Como atenta Thomas Buergenthal (APUD Flávia Piovesan, 2004, p. 232): Os Estados- partes na Convenção Americana têm obrigação não apenas de "respeitar" esses direitos garantidos na Convenção, mas também de "assegurar" o seu livre e pleno exercício. Portanto, os Estados têm uma obrigação negativa, como o dever de não violar nenhum direito individual, e também obrigações positivas, no sentido de implantar medidas que se façam necessárias para a efetivação desses direitos garantidos pela Convenção.
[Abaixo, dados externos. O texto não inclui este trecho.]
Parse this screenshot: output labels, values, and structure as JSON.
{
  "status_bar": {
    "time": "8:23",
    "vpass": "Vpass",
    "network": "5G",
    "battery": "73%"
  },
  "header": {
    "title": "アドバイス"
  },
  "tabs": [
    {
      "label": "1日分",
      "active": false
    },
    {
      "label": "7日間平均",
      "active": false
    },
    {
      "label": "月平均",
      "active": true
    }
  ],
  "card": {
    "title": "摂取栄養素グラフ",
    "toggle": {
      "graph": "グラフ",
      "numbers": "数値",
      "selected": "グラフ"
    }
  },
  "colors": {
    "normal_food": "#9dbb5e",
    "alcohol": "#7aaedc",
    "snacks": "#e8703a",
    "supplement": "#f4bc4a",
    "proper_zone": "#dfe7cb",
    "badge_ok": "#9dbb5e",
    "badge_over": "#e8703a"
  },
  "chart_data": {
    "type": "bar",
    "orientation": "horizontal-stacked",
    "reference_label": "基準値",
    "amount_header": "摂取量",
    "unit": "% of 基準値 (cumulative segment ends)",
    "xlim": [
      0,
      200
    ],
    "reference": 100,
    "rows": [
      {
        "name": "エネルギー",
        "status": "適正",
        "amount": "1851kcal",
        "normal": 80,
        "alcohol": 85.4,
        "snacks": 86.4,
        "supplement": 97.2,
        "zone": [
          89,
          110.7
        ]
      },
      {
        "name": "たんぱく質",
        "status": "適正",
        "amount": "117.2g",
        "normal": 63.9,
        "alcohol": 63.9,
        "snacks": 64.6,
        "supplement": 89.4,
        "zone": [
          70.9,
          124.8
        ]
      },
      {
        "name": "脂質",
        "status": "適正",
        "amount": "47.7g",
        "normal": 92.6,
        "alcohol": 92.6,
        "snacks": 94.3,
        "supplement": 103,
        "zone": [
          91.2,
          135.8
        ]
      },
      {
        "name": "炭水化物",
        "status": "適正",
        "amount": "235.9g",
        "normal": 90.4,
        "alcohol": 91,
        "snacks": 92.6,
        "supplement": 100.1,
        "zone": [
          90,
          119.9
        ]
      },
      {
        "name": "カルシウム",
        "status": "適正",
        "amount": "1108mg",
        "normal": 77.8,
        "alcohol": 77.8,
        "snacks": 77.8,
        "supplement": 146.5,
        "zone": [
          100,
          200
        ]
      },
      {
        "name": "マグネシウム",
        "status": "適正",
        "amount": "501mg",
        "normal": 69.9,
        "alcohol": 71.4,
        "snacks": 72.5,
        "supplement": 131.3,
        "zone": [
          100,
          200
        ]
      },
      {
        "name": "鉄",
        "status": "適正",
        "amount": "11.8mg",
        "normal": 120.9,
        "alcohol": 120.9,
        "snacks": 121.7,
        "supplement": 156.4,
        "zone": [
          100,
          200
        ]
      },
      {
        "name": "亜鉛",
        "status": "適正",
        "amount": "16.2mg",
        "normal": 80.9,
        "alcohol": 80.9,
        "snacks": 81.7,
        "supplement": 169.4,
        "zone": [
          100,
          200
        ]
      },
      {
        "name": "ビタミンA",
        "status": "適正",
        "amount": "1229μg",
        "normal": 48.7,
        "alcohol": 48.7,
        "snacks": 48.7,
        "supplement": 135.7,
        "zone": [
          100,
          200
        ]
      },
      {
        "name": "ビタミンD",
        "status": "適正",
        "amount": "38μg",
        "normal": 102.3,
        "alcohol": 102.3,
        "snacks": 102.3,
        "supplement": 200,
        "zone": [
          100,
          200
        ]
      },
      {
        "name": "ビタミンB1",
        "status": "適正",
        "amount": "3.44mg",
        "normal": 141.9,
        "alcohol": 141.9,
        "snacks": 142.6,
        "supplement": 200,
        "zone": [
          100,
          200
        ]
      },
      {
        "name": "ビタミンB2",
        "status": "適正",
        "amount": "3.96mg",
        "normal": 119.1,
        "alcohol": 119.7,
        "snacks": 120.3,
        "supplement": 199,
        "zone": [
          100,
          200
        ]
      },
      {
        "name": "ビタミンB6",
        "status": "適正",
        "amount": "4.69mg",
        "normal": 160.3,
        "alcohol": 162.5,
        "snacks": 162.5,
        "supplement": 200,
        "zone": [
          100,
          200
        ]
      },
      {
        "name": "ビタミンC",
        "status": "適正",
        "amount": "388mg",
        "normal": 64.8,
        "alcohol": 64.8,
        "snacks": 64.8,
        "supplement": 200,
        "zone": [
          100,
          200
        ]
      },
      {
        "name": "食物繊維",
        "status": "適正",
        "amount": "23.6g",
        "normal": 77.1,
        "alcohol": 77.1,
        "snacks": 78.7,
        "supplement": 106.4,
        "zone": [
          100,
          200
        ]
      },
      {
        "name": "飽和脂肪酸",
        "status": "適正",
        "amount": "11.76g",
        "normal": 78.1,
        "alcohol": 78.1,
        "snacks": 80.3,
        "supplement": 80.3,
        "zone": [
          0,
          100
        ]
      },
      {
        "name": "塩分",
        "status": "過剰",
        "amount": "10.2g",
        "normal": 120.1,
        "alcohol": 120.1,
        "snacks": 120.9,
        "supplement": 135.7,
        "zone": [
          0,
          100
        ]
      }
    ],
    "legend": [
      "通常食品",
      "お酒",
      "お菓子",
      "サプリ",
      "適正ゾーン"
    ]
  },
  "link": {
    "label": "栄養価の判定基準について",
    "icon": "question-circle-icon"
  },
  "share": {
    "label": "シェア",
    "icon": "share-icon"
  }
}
Como forma de garantir a efetivação dos direitos elencados na Convenção Americana de Direitos Humanos, foram criados dois órgãos, sendo o primeiro de fiscalização e o segundo de julgamento. São dois órgãos internacionais de supervisão das obrigações internacionais dos Estados. Trata-se da Comissão Interamericana de Direitos Humanos, encarregada de investigar os fatos de violação das normas da Convenção, e da Corte Interamericana de Proteção aos Direitos Humanos, encarregada de julgar os litígios daí decorrentes, respectivamente (COMPARATO, 2001), com a ressalva de que a Corte Interamericana de Direitos Humanos, no entanto, só possui jurisdição obrigatória para os Estados - Partes que a aceitem, de acordo com o seu artigo 62, parágrafo primeiro da Convenção (TRINDADE, 1991, p. 377).

Esses dois órgãos, portanto, constituem o aparato que objetiva monitorar os Estados –Partes, no sentido de garantir a implementação dos Direitos que a Convenção Americana enuncia. Ambos trabalham individualmente, e de forma autônoma, sem ligação a qualquer governo específico. Na afirmação de Hector Gros Espiell (APUD PIOVESAN, 2000, p. 32), o capítulo VII da Convenção disciplina a Comissão Interamericana de Direitos humanos, o capítulo VIII regula a corte americana e o capítulo IX prevê dispositivos comuns aos dois órgãos. O mesmo autor também elenca os capítulos anteriores, afirmando que a Convenção Americana é o único documento que consagra tanto direitos civis e políticos quanto direitos econômicos e sociais.